To find \( P(A \cap B) \) and \( P(A \cup B) \) for the independent events \( A \) and \( B \), we can use the following formulas: 1. For independent events, the probability of both events occurring (the intersection) is given by: \[ P(A \cap B) = P(A) \cdot P(B) \] 2. The probability of either event occurring (the union) is given by: \[ P(A \cup B) = P(A) + P(B) - P(A \cap B) \] Given: - \( P(A) = \frac{1}{3} \) - \( P(B) = \frac{1}{8} \) First, we calculate \( P(A \cap B) \): \[ P(A \cap B) = P(A) \cdot P(B) = \frac{1}{3} \cdot \frac{1}{8} = \frac{1}{24} \] Next, we calculate \( P(A \cup B) \): \[ P(A \cup B) = P(A) + P(B) - P(A \cap B) \] Substituting the values we have: \[ P(A \cup B) = \frac{1}{3} + \frac{1}{8} - \frac{1}{24} \] To perform this calculation, we need a common denominator.
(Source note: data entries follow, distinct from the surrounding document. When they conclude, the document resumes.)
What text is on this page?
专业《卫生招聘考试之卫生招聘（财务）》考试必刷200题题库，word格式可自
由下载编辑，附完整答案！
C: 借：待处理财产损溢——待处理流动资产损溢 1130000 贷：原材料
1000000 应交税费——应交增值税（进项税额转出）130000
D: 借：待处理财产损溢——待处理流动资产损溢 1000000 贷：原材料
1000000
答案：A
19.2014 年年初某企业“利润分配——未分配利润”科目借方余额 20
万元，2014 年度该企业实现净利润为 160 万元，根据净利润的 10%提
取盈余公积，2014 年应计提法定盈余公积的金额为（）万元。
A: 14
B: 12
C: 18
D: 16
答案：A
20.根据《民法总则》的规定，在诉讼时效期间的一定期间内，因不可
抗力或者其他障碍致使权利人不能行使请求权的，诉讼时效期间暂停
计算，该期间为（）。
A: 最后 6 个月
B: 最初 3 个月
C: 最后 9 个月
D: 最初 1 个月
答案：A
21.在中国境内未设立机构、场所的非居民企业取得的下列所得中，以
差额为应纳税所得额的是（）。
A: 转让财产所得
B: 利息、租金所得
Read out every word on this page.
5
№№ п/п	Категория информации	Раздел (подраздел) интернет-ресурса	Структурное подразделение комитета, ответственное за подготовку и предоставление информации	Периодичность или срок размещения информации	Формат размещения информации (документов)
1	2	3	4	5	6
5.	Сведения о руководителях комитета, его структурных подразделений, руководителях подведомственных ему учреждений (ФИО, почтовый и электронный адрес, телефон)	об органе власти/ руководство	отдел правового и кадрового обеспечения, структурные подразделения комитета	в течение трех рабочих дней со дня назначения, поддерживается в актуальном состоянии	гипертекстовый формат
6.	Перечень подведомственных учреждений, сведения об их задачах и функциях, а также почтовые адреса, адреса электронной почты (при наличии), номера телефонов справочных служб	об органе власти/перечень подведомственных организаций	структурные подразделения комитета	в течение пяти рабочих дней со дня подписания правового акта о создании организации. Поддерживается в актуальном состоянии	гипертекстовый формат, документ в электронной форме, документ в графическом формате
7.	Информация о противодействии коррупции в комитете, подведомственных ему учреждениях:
The least common multiple of 3, 8, and 24 is 24. We convert each fraction: \[ \frac{1}{3} = \frac{8}{24}, \quad \frac{1}{8} = \frac{3}{24}, \quad \frac{1}{24} = \frac{1}{24} \] Now substituting these values into the equation: \[ P(A \cup B) = \frac{8}{24} + \frac{3}{24} - \frac{1}{24} = \frac{8 + 3 - 1}{24} = \frac{10}{24} = \frac{5}{12} \] Thus, the final results are: \[ P(A \cap B) = \frac{1}{24} \] \[ P(A \cup B) = \frac{5}{12} \]